Peça do Distrito Federal e clássico de Ariano Suassuna são destaque do FIB

Categoria: Geral | Publicado: segunda-feira, julho 27, 2015 as 17:02 | Voltar

No próximo sábado (1º de agosto), o teatro vai ter destaque na programação do 16º Festival de Inverno de Bonito. Serão apresentados os espetáculos “Meu Chapéu é o Céu”, do Coletivo Instrumento de Ver (DF), às 10h, no Balneário Municipal de Bonito, e “O Santo e a Porca”, da Cia Fulano di Tal (MS), às 16, na Praça da Liberdade.

“Meu Chapéu é o Céu” é um espetáculo de rua infantil realizado em uma estrutura para aparelhos aéreos, com duração de 40 minutos. Inspirado no conceito da itinerância, uma das características mais marcantes do circo, e antenado nas mais modernas iniciativas artísticas do circo-teatro, a peça leva para as ruas uma narrativa alegre e simples, com uma mistura de linguagens que permeia o universo dos clowns, das acrobacias e do teatro.

O enredo se desenvolve a partir da montagem de um espaço cênico. De forma inusitada, três acrobatas provocam situações inesperadas, apresentando números divertidos de aéreos. Como em um passe de mágica, se penduram e realizam acrobacias entre roupas, água, sabão e varais. Construído a partir de um roteiro lúdico e divertido, o espetáculo tem como personagens três lavadeiras desajeitadas que se entregam a brincadeira de lavar, vestir e passar as roupas que compõem o cenário.

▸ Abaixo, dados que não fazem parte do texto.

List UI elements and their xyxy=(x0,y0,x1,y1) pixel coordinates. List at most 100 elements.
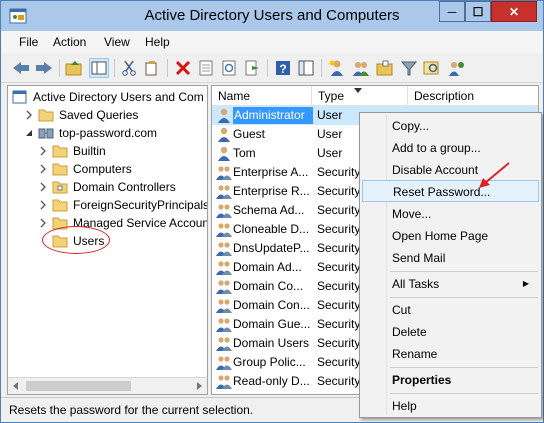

Em meio a mágicas e bagunças, as personagens interagem entre si, hora resolvendo, hora promovendo os conflitos, criando um universo onírico para o espetáculo. Com direção de Leo Sykes, diretora do renomado grupo de circo-teatro Udi Grudi, “Meu Chapéu é o Céu” é um espetáculo cativante para todas as idades. Sua reapresentação acontece no domingo (02, às 16h, desta vez na Praça da Liberdade.

 

Cia Fulano di Tal

A peça “O Santo e a Porca” é uma comédia escrita por Ariano Suassuna em 1957. Aborda o tema da avareza, assunto favorito de Plauto (Aulularia) e Moliére (O Avarento). A trama tem início quando o fazendeiro Eudoro Vicente (Begèt de Lucena) envia uma carta ao comerciante Eurico (Vini Ferreira), mais conhecido como Euricão Engole Cobra, pedindo-lhe o seu “maior tesouro”. Eudoro, na verdade, na carta pede a mão de Margarida (Fran Dahm e Stephanny Menezes), filha de Eurico, em casamento. Mas este pensa que o outro quer roubar-lhe a fortuna, guardada há anos em uma porca, herança deixada por seu avô.

Para complicar, Margarida e o filho de Eudoro, Dodó (Luciano Risalde) estão apaixonados e Benona (Marjorie Matsue), irmã solteirona de Euricão, acha que o convite de casamento é para ela. Ao perceber o mal-entendido, a esperta Caroba (Maria Fernanda Fichel) elabora um plano para ganhar um dinheirinho extra e se casar com Pinhão (Bruno Yudi).

É a partir das confusões feitas pelo plano de Caroba que se desenrola toda a trama de “O Santo e a Porca”, uma história contemporânea que poderia perfeitamente acontecer nos dias de hoje e que, ao final, deixa uma mensagem de fé e esperança. A versão do Fulano di Tal tem adaptação de Rita Regina Diniz, direção de Marcelo Leite e co-direção de Bruno Loiácono.